The delay isn't the Chinese government, which is locked in a trade war with the United States, he said.

"The encouraging thing I learned in regard to projects is that despite the international disputes surrounding trade, the government of China is still forward-leaning in terms of encouraging their businesses to do investments," Hutchinson said. "There's not any obstacle in terms of the government as it relates to the Sun Paper investment."

Rather, he said, it is the uncertainty in the manufacturing sector that has made Sun Bio reluctant to move forward, the governor said.

"You have to understand the hesitancy ... [but] I'm very encouraged it is still in the pipeline," he said.

Hutchinson made the comments during a videoconference from Japan that was set up to allow reporters in Little Rock to ask questions. Hutchinson and state economic development officials are on a weeklong trade trip to China and Japan. They are scheduled to return Saturday.

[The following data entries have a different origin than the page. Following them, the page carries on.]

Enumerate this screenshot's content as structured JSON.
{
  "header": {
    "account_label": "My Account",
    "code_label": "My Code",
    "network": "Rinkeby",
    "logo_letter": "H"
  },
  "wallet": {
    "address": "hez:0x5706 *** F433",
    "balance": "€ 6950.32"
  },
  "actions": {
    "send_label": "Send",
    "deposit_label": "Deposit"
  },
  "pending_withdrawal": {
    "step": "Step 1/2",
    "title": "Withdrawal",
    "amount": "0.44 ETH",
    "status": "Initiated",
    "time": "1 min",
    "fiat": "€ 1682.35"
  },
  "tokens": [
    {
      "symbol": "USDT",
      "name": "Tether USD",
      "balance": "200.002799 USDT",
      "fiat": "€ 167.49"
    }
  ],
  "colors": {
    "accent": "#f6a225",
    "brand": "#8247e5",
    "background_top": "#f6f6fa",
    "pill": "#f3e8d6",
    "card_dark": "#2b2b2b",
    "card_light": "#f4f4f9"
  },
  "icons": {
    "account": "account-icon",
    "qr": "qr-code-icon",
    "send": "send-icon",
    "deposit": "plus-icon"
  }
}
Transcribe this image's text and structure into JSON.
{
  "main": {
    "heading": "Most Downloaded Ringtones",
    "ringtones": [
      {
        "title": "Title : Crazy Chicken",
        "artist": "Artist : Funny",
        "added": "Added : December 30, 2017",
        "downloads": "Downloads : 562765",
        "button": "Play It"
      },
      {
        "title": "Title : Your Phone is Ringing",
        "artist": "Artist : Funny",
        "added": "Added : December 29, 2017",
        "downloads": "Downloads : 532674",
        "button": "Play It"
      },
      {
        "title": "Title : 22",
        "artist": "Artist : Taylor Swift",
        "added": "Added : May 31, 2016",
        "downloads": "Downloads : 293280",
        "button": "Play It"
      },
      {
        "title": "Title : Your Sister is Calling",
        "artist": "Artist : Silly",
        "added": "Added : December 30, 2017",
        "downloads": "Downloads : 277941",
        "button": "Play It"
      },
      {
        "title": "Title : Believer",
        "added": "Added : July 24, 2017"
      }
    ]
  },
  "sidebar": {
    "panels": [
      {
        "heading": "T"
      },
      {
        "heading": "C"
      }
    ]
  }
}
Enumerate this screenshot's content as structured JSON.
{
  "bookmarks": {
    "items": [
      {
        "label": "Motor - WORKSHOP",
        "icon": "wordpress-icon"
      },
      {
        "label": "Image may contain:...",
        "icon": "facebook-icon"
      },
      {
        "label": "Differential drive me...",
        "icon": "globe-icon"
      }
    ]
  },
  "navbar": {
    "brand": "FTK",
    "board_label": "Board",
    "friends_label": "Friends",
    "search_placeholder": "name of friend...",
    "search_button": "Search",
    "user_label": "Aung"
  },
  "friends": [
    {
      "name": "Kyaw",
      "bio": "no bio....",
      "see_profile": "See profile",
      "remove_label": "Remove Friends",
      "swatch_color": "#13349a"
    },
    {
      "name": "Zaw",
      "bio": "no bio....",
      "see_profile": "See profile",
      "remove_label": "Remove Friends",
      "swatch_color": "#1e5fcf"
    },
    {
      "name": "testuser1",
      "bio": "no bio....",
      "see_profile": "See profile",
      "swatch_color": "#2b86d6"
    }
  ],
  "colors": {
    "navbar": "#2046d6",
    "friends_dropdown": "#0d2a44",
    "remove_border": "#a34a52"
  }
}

The Sun Bio project in Clark County, announced three years ago, received an air permit in September from what is now the Arkansas Department of Energy and Environment and Division of Environmental Quality.

Some 350 people will be employed at the mill when it opens. Each job will pay about $52,000 a year, the company has said previously.

Investment in the project is now pegged at $1.8 billion, up from $1.3 billion, after Sun Bio parent company Shandong Sun Paper Industry changed the project's mission in early 2018. The change forced the Chinese company to restart the application process for the necessary air and water permits.

The mill is expected to provide another 1,000 jobs in the logging industry and more than 2,000 jobs during construction, officials have said.

But other obstacles for the company remain, Hutchinson said. They include ensuring that financing is in place and that Sun Bio "can get the support that's needed in terms of getting the technical expertise in."

The trade war between China and the United States also is an obstacle, Hutchinson said.

"If you build a paper mill in the United States and you ship goods back to China, you're going to be subject to a retaliatory tariff," he said. "That was not part of the original business plan for Sun Paper. That is an item that came up since then."

But the governor said Arkansas will be "first in line" when the trade war ends.

"We all sense we're closer to a China trade deal than ever before," he said.

His comments came the same day that it was reported that the United States and China have agreed that an initial trade deal between the two nations will roll back a portion of the tariffs placed on each other's products.

Ray Dillon, a Sun Bio representative in Arkansas, accompanied the state delegation on the China portion of the trip, Hutchinson said. The state didn't pay for Dillon's travel or accommodations, he added.

Hutchinson spoke Thursday from Tokyo. The state delegation arrived in Nanjing, China, on Sunday and spent two days and part of another in China before traveling to Osaka, Japan.

The delegation is meeting with business executives and government officials to touch base with companies already doing business in Arkansas, to support ongoing projects that have been announced but not yet completed and to reach out to companies that are considering investing in the United States.